La Suédoise Zaida Catalan et l’Américain Michael Sharp ont été tués le 12 mars 2017 en République démocratique du Congo. / DR

Des agents de l’Etat congolais sont-ils impliqués dans le meurtre de deux experts de l’ONU abattus le 12 mars dans la province du Kasaï ? La question est très sérieusement posée depuis la publication, mercredi 20 décembre, d’une enquête réalisée par RFI et Reuters. Celle-ci s’appuie sur différents éléments, dont des relevés téléphoniques présents dans le dossier d’instruction mais non mentionnés au cours du procès ouvert en République démocratique du Congo (RDC). Plus surprenant, ces fadettes ne figurent pas non plus dans le rapport du comité d’enquête dirigé par l’ONU.

L’Américain Michael Sharp et la Suédoise Zaida Catalan, tous deux membres du groupe d’experts mandatés par le Conseil de sécurité des Nations Unies pour surveiller notamment l’embargo sur les armes, avaient été assassinés alors qu’ils se rendaient à Bunkonde. Située dans le centre-sud de la RDC, la province du Kasaï-Central était alors en proie à des affrontements meurtriers entre les forces gouvernementales et la milice du chef coutumier Kamwina Nsapu, tué en août 2016.

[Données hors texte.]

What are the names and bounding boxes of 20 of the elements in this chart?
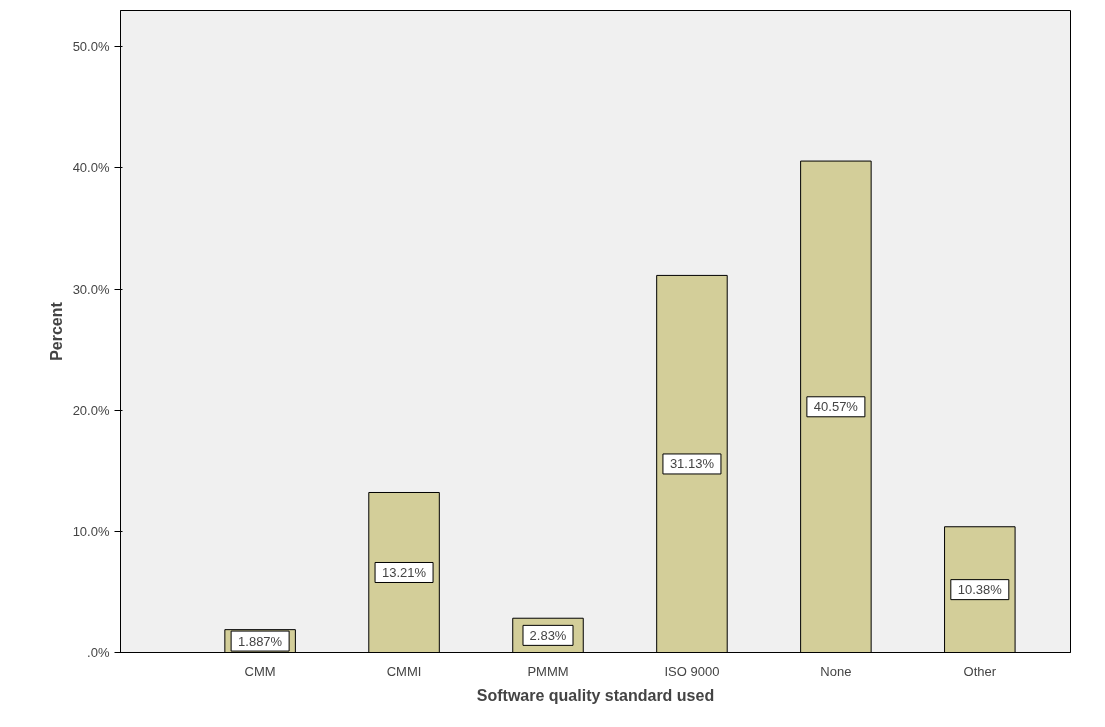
data-label: 2.83% — [529, 627, 567, 643]
y-tick-label: 40.0% — [72, 160, 110, 176]
y-tick-label: 50.0% — [72, 39, 110, 55]
x-tick-label: CMMI — [386, 663, 422, 679]
y-tick-label: 30.0% — [72, 281, 110, 297]
data-label: 31.13% — [669, 456, 715, 472]
x-tick-label: PMMM — [527, 663, 569, 679]
y-tick-label: 20.0% — [72, 402, 110, 418]
data-label: 10.38% — [957, 582, 1003, 598]
x-axis-title: Software quality standard used — [476, 686, 715, 704]
y-axis-title: Percent — [47, 301, 65, 361]
x-tick-label: Other — [963, 663, 997, 679]
data-label: 1.887% — [238, 633, 283, 649]
y-tick-label: .0% — [87, 645, 110, 660]
x-tick-label: CMM — [244, 663, 276, 679]
data-label: 40.57% — [813, 399, 859, 415]
x-tick-label: ISO 9000 — [664, 663, 720, 679]
data-label: 13.21% — [382, 564, 427, 580]
y-tick-label: 10.0% — [72, 523, 110, 539]
x-tick-label: None — [820, 663, 852, 679]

Assassinat filmé par téléphone

Immédiatement après ce double assassinat, filmé sur un téléphone portable et largement diffusé sur les réseaux sociaux, le gouvernement congolais a ouvert une enquête. Il accuse encore aujourd’hui des miliciens insurgés d’être les responsables de la mort des experts onusiens. Le rapport du comité d’enquête mis sur pied par Antonio Guterres, secrétaire général de l’ONU, va également dans ce sens.

La vidéo de l’assassinat permet effectivement de distinguer quelques personnes. Notamment Evariste Ilunga, dit « Beau Gars », un milicien au front ceint d’un bandeau rouge. Dans les éléments de preuves amassés entre mars et mai par la justice militaire congolaise lors du dossier d’instruction, apparaissent le chef de milice Vincent Manga, jugé par contumace, et des figures de l’opposition. Mais l’enquête de RFI et Reuters, qui a nécessité neuf mois d’investigation, met également en cause quatre agents de l’Etat et affiliés : deux colonels de l’armée congolaise, un « informateur » de l’Agence nationale de renseignements (ANR) et un ancien agent.

« Des moyens matériels et humains »

« Le rapport de l’ONU indique que les miliciens insurgés filment et tuent les deux experts, probablement par cupidité, et ne va pas guère plus loin, explique Sonia Rolley, journaliste à RFI. Or les relevés téléphoniques du colonel Jean de Dieu Mambweni prouvent qu’il est en contact avec eux du jour de leur arrivée à Kananga jusqu’à la veille de leur mort. On le voit aussi communiquer avec les chefs provinciaux des services de renseignements… Trois agents de l’Etat et affiliés sont directement impliqués dans l’organisation de la mission qui a coûté la vie aux experts. Ils leur ont fourni les moyens matériels et humains pour se rendre à Bunkonde. Certains leur ont aussi menti sur les conditions de sécurité du lieu où ils se rendaient, comme le prouve l’enregistrement de Zaida Catalan lors d’une réunion la veille de sa mort. »

Depuis la mort des deux experts, la police suédoise n’a pas enquêté en RDC. Le parquet suédois a toutefois regretté, le 15 décembre, le manque de coopération du gouvernement congolais, sans exclure qu’il pouvait avoir une part de responsabilité dans la mort de Zaida Catalan. Côté américain, un responsable du département d’Etat minimise l’importance des conclusions du comité d’enquête, qu’il qualifie « d’évaluation interne ». « Nous allons continuer à faire pression sur les Nations unies afin qu’elles mènent une enquête complète et indépendante sur les meurtres », a-t-il confié à RFI.